PARA ENCONTRAR UM BOM PRUMO

Por Dartagnan da Silva Zanela


CUIDADO - Todo canalha é boa gente, desde que esteja satisfeito. Agora, se ele estiver carecendo de algo, que considere seu por direito, prepare-se! Prepare-se porque ele irá revelar toda a vileza que há em seu coração.

QUE VERGONHA DO COMPADRE - Mais deprimente que ver uma multidão entregar-se ao vitimismo hipócrita, é termos de testemunhar um sujeito fazendo-se de coitadinho para cativar a afeição daqueles que o odeiam. É difícil dizer o que é mais ridículo. Aliás, o que não é ridículo nos dias de hoje?

COITADISMO - Sei que é perda de tempo, mas vale a pena lembrar: humilhação fingida e, bem como, vitimismo histriônico, não dignificam ninguém, por mais que você acredite nisso.

PAREM TUDO - Uma pessoa que fica remoendo sua raiva, lamentando seus problemas e culpando terceiros por tudo que lhe afeta, merece sim nossa misericórdia, mas jamais nossa admiração, por mais "críticos" que sejam seus gritos. Lamber feridas e entoar lamúrias aos quatro ventos, não são qualidades nem num cão. Quem o diga num dito cidadão.

SEM EXCLAMAÇÃO - Não sou dinheiro para arrancar sorrisos de todo mundo, muito menos alcoviteiro para querer impressionar meia-dúzia de canalhas. Recuso-me, terminantemente, a vergar a cabeça para intrigantes servis ou para dissimulados irresponsáveis.

ENTRE A SOMBRA E A LUZ - O que ensinamos por meio de nossos gestos é algo muito mais presente do que tudo aquilo que falamos com a intenção de ensinar. Na maior parte dos casos, o que dizemos encontra-se num cambaleante descompasso com os nossos atos.

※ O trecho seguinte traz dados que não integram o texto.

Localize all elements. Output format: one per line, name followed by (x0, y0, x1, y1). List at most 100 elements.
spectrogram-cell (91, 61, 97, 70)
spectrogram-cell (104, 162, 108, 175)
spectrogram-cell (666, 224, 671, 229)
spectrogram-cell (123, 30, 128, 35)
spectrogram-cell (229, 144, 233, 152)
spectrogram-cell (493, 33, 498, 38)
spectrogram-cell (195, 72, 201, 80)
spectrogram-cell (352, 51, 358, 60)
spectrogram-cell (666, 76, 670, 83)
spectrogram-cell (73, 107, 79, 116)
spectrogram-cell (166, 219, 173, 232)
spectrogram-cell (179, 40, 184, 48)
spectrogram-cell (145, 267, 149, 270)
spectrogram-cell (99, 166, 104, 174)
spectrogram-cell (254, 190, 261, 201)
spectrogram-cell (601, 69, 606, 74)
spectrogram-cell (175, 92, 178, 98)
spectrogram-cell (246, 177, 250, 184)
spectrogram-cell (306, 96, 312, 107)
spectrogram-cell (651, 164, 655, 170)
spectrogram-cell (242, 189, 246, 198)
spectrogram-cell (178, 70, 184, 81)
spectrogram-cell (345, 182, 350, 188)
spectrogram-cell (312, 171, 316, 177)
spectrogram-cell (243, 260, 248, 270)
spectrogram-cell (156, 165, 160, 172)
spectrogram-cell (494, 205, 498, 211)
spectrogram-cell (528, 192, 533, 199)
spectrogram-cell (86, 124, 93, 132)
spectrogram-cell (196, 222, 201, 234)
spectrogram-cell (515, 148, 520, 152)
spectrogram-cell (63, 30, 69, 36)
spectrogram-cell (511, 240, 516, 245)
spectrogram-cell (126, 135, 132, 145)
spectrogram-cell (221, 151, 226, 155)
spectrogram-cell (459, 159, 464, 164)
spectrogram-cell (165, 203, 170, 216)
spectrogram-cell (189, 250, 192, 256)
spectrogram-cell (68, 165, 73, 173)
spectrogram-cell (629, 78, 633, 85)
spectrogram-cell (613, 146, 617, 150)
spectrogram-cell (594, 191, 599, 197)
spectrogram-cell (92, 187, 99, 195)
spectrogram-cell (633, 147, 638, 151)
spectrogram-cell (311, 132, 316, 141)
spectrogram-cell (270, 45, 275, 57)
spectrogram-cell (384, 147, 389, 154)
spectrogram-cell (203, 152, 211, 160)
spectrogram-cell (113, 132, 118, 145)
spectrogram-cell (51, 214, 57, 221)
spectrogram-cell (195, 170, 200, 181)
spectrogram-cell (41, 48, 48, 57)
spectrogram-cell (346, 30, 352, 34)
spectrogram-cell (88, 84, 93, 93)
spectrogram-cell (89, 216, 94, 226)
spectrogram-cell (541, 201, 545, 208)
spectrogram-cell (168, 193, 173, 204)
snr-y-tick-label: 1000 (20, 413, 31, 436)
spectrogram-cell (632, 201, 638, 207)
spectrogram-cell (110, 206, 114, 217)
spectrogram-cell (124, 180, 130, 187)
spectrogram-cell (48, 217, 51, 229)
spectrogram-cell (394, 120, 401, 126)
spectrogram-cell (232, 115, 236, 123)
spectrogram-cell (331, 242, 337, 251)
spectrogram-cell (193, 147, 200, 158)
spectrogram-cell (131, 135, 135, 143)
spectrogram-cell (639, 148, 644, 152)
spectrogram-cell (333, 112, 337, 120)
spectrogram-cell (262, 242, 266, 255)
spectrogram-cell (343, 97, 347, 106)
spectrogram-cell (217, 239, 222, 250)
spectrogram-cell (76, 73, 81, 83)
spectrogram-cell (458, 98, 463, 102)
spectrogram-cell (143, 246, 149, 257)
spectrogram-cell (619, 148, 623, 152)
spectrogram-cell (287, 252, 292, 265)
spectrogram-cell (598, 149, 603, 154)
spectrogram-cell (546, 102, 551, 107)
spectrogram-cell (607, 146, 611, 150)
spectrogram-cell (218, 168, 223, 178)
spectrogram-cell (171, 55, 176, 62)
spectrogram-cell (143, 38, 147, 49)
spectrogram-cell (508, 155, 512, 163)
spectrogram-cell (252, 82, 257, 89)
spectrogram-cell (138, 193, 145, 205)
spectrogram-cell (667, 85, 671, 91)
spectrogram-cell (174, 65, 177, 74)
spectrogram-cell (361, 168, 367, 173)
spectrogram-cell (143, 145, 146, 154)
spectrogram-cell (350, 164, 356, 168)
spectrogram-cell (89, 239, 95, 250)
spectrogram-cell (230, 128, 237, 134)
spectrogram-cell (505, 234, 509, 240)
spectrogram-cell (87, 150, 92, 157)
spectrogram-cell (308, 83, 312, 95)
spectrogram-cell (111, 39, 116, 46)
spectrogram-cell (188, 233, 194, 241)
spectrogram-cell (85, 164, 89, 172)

Nessa contradição, algumas vezes gritante, outras tantas sutil, revela-se toda a verdade subjacente às nossas intenções.

ENGANE-SE QUE EU GOSTO - Quem realmente gosta de ler? Não minta. Faz quanto tempo que você não deita as vistas nas páginas dum bom livro (ou e-book)? Há quantas luas os teus olhos não se banham em outra coisa que não seja um amontoado de rabiscos chinfrins como esse? A quem, além de si mesmo, você imagina enganar com essa posse de sabidinho? Pois é...

PERDEMOS O RUMO - Atos têm consequências. Ideias também. No caso das primeiras, se as implicações não são evidentes de imediato, logo se tornam. Quanto as segundas, não. Porém, os seus efeitos são muito mais devastadores e duradouros.

E mais! Todos nós conhecemos uma boa porção de pessoas que pediram perdão por seus atos errôneos. Já as pessoas que pedem escusas pelas ideias equivocadas que propuseram e defenderam são raras, pra não dizer inexistentes.

E assim o é, porque não há nada mais estupidificante na face da terra do que a idolatria duma ideia e de seu proponente. Nesses casos, os indivíduos jamais procuram refletir sobre as consequências delas. Nem mesmo sobre elas. Apenas as idolatram falando até pelos cotovelos sobre as ditas cujas.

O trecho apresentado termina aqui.